A primeira vez em que foi para a estrada como piloto foi em 1973, no Autódromo Internacional de Tarumã, em Viamão, quando tinha 25 anos. “Eu gostava muito. Quando estava no autódromo me sentia muito feliz”, conta.
Na época, as carreteiras em Encantado já haviam acabado e, do evento, ele coleciona recordações. “Eu ia na oficina olhar eles mexerem no carro, a gente vivia isso, as corridas, estava dentro da gente”, lembra.
A família Pretto corria com um carro da Chevrolet na década de 50. Outros competiam em um carro Ford ou outras marcas automobilísticas, mas o mais comum era escolherem pelo Chevrolet ano 39. Eram carros adaptados e, nas oficinas, os competidores preparavam um motor mais potente e uma máquina com mais estabilidade.
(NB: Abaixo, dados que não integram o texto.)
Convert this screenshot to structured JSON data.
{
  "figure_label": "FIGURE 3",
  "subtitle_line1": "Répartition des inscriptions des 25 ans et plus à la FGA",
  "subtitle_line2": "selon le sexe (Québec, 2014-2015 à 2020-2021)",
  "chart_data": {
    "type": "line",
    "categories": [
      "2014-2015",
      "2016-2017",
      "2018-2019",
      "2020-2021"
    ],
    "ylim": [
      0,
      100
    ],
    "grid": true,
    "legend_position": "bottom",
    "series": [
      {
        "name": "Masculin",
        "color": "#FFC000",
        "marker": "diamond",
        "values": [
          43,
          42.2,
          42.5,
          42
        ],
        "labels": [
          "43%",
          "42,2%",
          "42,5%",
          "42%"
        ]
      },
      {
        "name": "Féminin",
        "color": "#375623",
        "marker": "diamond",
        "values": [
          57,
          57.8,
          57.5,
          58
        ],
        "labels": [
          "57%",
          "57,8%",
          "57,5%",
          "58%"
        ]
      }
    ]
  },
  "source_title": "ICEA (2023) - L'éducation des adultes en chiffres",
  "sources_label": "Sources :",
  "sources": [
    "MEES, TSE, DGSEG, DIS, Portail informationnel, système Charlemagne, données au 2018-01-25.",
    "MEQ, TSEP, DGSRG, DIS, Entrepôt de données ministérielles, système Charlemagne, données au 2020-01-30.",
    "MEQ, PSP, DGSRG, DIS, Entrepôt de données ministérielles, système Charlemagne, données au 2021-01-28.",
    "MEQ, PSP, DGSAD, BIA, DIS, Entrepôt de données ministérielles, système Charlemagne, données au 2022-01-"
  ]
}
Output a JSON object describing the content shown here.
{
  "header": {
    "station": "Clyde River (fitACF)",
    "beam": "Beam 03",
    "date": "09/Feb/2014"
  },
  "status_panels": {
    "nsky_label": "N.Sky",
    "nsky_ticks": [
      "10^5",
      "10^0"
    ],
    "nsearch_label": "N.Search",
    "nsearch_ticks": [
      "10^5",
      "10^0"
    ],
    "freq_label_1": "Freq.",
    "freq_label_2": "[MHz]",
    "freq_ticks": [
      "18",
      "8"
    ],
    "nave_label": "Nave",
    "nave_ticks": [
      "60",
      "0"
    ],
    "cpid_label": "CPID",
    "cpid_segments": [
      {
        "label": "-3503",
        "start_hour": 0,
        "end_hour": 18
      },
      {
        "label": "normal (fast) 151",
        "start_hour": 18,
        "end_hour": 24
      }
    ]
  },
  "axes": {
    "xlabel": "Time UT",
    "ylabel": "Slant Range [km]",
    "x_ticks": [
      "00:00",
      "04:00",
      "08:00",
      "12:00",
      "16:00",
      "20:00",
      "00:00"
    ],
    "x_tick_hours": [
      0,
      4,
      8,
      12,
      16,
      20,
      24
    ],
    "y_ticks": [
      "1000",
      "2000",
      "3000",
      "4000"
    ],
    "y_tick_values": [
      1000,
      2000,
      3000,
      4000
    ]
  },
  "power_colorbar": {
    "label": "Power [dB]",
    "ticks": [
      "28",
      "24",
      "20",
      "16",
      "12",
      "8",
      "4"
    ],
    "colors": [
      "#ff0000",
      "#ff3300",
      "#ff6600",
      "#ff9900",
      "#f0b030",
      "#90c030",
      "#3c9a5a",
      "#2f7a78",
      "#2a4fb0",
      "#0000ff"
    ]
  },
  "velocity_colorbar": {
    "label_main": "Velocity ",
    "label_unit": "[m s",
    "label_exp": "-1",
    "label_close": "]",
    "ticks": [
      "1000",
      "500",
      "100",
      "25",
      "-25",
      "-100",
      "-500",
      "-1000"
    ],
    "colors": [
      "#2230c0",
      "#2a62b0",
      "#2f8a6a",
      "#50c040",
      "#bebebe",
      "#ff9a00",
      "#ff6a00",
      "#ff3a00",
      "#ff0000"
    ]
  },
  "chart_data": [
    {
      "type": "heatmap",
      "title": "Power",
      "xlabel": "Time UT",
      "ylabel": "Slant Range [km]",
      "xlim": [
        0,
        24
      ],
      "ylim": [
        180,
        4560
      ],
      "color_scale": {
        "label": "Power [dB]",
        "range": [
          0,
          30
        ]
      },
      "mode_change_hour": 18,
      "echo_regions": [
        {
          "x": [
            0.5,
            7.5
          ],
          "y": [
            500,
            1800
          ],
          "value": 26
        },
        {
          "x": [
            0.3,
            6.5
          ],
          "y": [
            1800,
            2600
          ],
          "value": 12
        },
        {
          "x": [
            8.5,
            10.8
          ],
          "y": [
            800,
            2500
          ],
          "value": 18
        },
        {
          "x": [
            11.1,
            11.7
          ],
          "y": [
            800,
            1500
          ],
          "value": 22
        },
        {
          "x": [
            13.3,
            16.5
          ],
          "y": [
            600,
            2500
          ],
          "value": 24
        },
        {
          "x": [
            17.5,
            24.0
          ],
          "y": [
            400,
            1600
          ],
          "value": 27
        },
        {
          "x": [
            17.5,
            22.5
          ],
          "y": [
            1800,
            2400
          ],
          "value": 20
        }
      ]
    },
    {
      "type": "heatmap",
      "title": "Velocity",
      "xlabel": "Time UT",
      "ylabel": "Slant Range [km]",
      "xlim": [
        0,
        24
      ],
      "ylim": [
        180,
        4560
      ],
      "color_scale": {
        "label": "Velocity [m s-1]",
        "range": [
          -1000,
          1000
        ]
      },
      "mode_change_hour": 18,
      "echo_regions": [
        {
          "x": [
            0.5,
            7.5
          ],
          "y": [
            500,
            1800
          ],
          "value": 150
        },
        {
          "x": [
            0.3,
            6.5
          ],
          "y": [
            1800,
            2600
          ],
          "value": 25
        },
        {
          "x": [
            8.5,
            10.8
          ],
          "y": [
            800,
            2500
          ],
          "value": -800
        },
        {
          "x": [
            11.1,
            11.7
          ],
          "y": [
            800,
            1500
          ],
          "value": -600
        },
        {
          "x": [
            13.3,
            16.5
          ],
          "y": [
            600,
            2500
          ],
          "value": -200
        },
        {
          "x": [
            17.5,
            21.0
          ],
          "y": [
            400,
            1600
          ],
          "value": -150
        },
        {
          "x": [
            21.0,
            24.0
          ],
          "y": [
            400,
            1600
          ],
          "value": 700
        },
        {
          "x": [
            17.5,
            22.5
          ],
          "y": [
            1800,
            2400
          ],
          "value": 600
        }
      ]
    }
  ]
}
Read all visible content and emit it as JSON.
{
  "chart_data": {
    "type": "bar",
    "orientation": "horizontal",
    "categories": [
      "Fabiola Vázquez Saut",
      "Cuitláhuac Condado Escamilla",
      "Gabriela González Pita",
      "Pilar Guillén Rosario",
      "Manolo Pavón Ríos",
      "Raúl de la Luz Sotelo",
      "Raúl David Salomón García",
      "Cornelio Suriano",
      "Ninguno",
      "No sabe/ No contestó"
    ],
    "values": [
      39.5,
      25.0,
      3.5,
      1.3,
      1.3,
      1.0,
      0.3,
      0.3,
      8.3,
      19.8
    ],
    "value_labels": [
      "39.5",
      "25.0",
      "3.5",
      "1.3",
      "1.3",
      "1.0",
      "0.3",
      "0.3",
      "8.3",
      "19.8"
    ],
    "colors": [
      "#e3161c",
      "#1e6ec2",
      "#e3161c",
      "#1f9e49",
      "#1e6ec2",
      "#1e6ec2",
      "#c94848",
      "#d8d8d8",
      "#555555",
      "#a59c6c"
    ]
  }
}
Nas estradas de chão, as provas eram arriscadas, mesmo assim, tinham muitos adeptos. Alguns acidentes também ocorriam, e algumas mortes foram registradas.
“Uma vez meu tio foi correr em São Paulo e tinha um trilho de trem no meio do percurso. Eles imaginaram que o primeiro carro passaria às 15h, mas calcularam mal. Meu tio chegou antes, o trem pegou ele e metade do carro se foi, mas ele ficou bem”, conta Arlindo.
Ele também lembra que quando o pai e tio correram uma prova de mil milhas, ele passou a noite com a mãe e a tia escutando a transmissão da corrida pela rádio. Naquela noite, iniciaram o trajeto perto da meia-noite e, das 12h horas de prova, correram 5h. Tiveram que parar por um problema no carro. Durante as provas, as famílias se preocupavam. “Os homens corriam e as mulheres rezavam”, recorda Arlindo.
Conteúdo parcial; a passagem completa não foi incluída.